Я сказал бы, что в жизни и в смерти есть нечто неизмеримо большее, чем мы можем осознать (или должным образом зафиксировать на бумаге) в процессе собственного бытия и умирания. А еще, чтобы заставить вас простить мне столь беззастенчивый романтизм, я сказал бы, что наш серьезный театр – в сущности, поиск этого неведомого, поиск, который пока не увенчался успехом, но продолжается.
Послесловие к пьесе «Кэмино риэл»
Время от времени кто-нибудь говорит мне, что лучше дождаться, пока пьеса будет напечатана, и прочитать ее, чем смотреть в театре, потому что там внимание будет отвлечено от истинных достоинств пьесы (если таковые имеются) и сосредоточено на зрелищной стороне, на ощущениях, то есть на чем-то чисто внешнем и вульгарном. Есть пьесы, предназначенные для чтения. Я их читал. Мне знакомы произведения драматургов, именуемых «мыслящими» – в отличие от нас грешных, кому дозволено только чувствовать, – причем я прочел их, пожалуй, раньше и оценил не меньше, чем те, кто сейчас вновь и вновь повторяет их имена с назойливостью Аристофановых лягушек, выкрикивающих свои заклинания. Но неистового пламени живого театра, театра, куда люди приходят смотреть и сопереживать, никогда не удавалось и не удастся загасить пожарной команде критиков, будь то новой или старой школы, вооружившихся для этой цели всевозможными емкостями – от граненой чаши для пунша до чашечки хэвилендского фарфора. Я придерживаюсь совершенно иного мнения: на мой взгляд, текст пьесы – лишь тень ее, к тому же довольно нечеткая… То, что напечатано в книге, не более чем эскиз здания, которое либо еще не возведено, либо уже построено и снесено.
Цвет, изящество, взлет, рисунок движения, быстрое взаимодействие живых людей, впечатления, мгновенно сменяющие друг друга, подобно вспышкам молнии в тучах – вот что составляет пьесу, а вовсе не слова на бумаге, вовсе не мысли и суждения автора, это жалкое тряпье, раздобытое на дешевых распродажах. Как драматург я исповедую примерно ту же веру, что и художник из комедии Бернарда Шоу «Врач на распутье»: «Верую в Микеланджело, Веласкеса и Рембрандта; в могучую силу композиции и тайну цвета, в искупление всего сущего вечной красотой, в назначение искусства, осенившего их своею благодатью.
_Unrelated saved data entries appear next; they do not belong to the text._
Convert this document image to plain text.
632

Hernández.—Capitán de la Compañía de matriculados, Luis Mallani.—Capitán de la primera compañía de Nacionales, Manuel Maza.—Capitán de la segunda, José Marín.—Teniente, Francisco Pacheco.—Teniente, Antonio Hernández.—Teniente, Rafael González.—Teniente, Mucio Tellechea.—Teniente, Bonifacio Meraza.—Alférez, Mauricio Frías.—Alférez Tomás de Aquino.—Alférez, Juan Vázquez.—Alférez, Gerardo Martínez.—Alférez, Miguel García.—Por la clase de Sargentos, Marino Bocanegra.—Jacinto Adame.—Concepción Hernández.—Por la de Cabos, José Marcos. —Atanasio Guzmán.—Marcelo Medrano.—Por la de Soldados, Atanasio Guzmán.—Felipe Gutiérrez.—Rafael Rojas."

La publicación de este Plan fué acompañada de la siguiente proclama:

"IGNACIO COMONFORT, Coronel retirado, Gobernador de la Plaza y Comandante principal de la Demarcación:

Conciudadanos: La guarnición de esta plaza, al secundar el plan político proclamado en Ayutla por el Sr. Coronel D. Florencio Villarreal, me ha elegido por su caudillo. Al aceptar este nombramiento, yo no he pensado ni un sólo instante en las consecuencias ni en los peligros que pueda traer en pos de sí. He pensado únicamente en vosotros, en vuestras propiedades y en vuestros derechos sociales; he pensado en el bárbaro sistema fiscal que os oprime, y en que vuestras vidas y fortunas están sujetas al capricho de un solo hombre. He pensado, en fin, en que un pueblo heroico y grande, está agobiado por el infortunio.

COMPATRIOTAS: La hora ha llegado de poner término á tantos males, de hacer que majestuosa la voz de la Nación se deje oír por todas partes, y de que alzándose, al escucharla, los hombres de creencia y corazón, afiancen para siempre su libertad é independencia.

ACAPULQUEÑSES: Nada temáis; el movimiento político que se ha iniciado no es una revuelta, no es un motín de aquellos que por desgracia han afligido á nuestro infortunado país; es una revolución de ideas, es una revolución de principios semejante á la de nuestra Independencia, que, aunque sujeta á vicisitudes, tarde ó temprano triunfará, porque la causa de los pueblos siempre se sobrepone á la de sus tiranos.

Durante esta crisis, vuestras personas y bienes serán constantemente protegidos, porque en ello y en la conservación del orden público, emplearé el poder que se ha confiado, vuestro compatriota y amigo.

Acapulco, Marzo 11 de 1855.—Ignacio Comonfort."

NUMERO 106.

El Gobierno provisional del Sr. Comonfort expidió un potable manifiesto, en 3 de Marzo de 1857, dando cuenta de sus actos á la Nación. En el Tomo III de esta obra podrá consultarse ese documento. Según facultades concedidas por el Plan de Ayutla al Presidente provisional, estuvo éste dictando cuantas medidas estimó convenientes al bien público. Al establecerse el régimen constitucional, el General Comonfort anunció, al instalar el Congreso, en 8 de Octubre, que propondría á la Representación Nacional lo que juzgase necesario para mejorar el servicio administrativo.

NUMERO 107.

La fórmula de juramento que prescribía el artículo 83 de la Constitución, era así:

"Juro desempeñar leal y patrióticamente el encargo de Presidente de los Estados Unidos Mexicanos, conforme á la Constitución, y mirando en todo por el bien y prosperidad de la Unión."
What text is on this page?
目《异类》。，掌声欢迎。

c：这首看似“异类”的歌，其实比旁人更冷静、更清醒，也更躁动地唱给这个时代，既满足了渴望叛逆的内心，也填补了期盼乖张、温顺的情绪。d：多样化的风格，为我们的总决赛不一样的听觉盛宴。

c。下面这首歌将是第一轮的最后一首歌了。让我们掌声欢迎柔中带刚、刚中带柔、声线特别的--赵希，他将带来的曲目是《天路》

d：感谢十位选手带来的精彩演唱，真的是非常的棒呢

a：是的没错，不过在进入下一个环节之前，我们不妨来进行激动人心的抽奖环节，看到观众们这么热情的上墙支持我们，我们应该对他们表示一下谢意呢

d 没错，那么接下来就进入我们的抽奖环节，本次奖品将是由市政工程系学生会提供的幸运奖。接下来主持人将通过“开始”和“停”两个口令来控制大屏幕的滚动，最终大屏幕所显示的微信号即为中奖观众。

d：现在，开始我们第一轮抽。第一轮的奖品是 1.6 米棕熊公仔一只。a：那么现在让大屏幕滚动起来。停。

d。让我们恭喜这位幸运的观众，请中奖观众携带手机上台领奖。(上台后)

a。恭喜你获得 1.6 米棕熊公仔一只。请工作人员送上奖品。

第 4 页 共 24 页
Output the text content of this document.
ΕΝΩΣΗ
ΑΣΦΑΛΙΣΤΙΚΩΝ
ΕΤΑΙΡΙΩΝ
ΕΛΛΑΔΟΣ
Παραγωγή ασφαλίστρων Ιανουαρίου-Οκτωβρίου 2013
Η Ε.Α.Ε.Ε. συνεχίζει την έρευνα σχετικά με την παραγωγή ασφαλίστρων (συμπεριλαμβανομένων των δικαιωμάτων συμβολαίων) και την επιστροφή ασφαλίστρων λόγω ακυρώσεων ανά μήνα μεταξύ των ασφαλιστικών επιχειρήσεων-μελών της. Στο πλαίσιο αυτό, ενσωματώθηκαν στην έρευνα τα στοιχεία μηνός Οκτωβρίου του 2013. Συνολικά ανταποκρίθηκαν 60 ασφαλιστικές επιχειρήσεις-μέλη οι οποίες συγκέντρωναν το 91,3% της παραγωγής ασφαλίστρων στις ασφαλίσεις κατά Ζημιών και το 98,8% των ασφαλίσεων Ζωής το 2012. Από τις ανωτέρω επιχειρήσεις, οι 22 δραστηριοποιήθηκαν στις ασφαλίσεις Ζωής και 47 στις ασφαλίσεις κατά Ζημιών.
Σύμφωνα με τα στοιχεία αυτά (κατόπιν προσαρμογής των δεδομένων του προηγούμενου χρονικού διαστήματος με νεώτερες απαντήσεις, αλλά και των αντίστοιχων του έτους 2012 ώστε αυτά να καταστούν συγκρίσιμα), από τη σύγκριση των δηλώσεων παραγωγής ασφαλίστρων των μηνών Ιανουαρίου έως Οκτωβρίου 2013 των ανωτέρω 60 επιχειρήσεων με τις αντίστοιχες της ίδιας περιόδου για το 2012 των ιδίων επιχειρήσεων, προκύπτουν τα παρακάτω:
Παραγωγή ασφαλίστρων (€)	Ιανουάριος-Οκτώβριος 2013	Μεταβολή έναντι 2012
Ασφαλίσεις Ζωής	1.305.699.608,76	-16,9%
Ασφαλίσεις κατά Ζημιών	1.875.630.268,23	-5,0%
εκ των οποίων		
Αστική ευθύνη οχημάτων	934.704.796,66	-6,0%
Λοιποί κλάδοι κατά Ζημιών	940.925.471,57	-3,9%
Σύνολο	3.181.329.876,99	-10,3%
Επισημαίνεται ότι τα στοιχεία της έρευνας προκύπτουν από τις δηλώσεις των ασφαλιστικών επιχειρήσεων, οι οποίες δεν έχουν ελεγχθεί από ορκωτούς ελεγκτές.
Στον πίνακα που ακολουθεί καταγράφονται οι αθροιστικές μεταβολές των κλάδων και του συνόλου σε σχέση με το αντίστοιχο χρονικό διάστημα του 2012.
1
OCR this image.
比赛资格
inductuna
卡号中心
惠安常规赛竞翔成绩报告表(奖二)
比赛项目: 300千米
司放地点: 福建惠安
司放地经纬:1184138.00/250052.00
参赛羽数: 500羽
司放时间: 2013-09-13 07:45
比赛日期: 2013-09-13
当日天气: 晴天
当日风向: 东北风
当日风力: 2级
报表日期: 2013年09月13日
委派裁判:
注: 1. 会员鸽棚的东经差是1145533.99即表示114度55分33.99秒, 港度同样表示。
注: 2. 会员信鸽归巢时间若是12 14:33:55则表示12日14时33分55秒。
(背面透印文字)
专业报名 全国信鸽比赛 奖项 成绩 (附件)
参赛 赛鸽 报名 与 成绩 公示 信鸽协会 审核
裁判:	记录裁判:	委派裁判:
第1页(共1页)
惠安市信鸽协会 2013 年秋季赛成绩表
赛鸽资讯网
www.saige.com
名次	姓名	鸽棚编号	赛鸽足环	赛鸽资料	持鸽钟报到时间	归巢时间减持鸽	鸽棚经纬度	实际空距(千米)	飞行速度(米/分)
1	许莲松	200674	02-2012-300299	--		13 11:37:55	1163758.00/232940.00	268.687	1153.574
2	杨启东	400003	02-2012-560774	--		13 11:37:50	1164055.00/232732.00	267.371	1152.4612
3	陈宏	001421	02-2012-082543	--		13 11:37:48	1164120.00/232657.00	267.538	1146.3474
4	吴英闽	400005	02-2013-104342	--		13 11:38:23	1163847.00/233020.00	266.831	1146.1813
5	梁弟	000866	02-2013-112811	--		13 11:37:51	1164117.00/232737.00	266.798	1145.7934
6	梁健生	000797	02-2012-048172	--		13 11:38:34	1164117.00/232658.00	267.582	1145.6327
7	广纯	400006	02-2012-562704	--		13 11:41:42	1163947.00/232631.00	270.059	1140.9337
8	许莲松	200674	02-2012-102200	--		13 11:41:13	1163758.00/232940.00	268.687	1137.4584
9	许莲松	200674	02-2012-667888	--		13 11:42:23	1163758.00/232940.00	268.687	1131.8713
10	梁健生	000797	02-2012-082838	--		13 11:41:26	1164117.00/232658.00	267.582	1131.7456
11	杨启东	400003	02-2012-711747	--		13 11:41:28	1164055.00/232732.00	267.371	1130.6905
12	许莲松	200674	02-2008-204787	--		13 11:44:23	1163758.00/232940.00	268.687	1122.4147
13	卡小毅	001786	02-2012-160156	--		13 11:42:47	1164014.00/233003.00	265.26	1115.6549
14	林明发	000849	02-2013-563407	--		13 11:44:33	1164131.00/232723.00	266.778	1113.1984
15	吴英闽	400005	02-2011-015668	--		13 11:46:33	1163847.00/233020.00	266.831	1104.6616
Аминь».
Не знаю, какая мера этой благодати снизошла на него самого или же на меня, но что искусство – благодать, не подлежит сомнению, и что в нем заложено определенное содержание – опять-таки не подлежит сомнению; так же, как и тот художник, я считаю, что содержание это передается отвлеченной красотой формы, линии и цвета, но я бы еще прибавил сюда движение и свет. Печатный текст – лишь формула, по которой строится спектакль.
Слово «динамичность» сейчас не в чести и «органичность» – тоже, но именно этими терминами обозначаются достоинства, которые я ценю в драме превыше всего, ценю тем больше, чем яростнее обрушиваются на них самозванцы, объявляющие себя спасителями того, что им вообще не дано понять.